The following hypotheses will be formulated and examined during the course of the study.

1. H0: Training will not considerably increase productivity among bank employees.

2. Hypothesis: There will be no substantial gender difference in bank worker performance as a result of training.

3. Hypothesis: There will be no substantial difference in product knowledge among low-income individuals.

4. H0: Training will not considerably increase the performance of bank employees.

1.6 Significance of the Study

This study will benefit several individuals and corporate organisations, including:

The study’s findings and recommendations will benefit bank employees by providing a greater understanding of the relevance of training and its impact on job productivity and corporate profitability in the banking sector.

The banking system is an organisation that requires worker training and retraining to improve productivity and company profitability. With the study’s findings and recommendations, managers in the researched banks will have a better grasp of their employees’ training and retraining, as well as the positive effects on productivity.

Through this study, bank management will have a better understanding of how exposing employees to ongoing training and retraining can cause them to change their behaviour and attitudes towards their clients.

1.7 Scope of the Study

This study focused on the impact of training on worker productivity at First Bank of Nigeria Plc and Access Bank Plc in Lagos State.

1.8 Limitations of the study

The study was constrained by the ease with which data could be collected from bank employees who are mostly busy with field activities.

The time and protocol required to gain clearance from branch managers before interacting with their employees, particularly during official hours, will also lengthen the study.

1.9 Definition of Terms.

Training: The act of teaching and practicing with an individual or a worker to achieve a specific standard of behaviour, efficiency, or physical condition.

Productivity is the total amount of goals and services produced per worker in a certain production unit during a set period of time.
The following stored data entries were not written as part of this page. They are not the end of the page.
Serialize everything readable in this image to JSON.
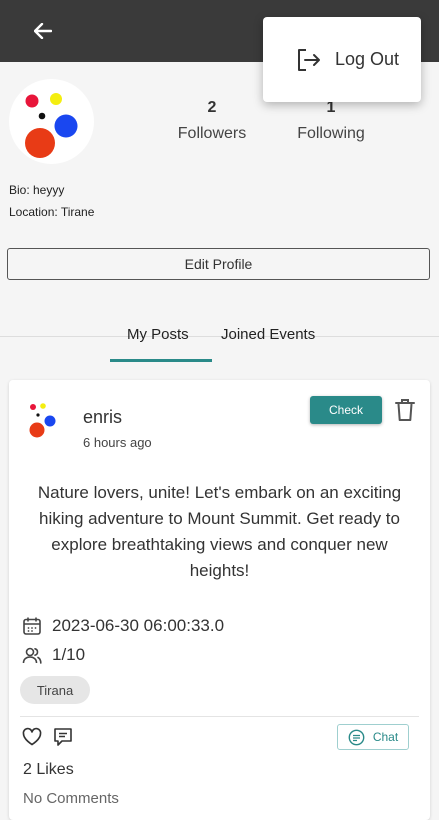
{
  "menu": {
    "logout_label": "Log Out"
  },
  "profile": {
    "followers_count": "2",
    "followers_label": "Followers",
    "following_count": "1",
    "following_label": "Following",
    "bio": "Bio: heyyy",
    "location": "Location: Tirane",
    "edit_label": "Edit Profile"
  },
  "tabs": [
    {
      "label": "My Posts",
      "active": true
    },
    {
      "label": "Joined Events",
      "active": false
    }
  ],
  "post": {
    "username": "enris",
    "time_ago": "6 hours ago",
    "check_label": "Check",
    "text": "Nature lovers, unite! Let's embark on an exciting hiking adventure to Mount Summit. Get ready to explore breathtaking views and conquer new heights!",
    "datetime": "2023-06-30 06:00:33.0",
    "participants": "1/10",
    "location_tag": "Tirana",
    "chat_label": "Chat",
    "likes": "2 Likes",
    "comments": "No Comments"
  },
  "colors": {
    "appbar": "#3a3a3a",
    "accent": "#2a8a89"
  },
  "icons": [
    "back-arrow-icon",
    "logout-icon",
    "trash-icon",
    "calendar-icon",
    "people-icon",
    "heart-icon",
    "comment-icon",
    "chat-icon"
  ]
}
Workers’ Productivity: This refers to the entire production or outcome of work obtained from employee input in any business. In other words, it is the total output of all employees in a firm, industry, school, and other parastatals in both the private and public sectors.

Employee behaviour refers to the manners, moral conduct, and treatment displayed to or towards management.

Staff Training: This refers to the exposure of bank employees to on-the-job training in order to develop knowledge and increase productivity.

Low Product Knowledge: This is a circumstance in which workers’ service performance falls short of management’s expectations.

Staff/Customer Relationship: This refers to the positive relationship between employees and customers, which is beneficial to the bank’s growth.

Staff Behaviour: This relates to the overall behaviour of bank employees, either towards coworkers or the general public (clients), which can be favourable or negative.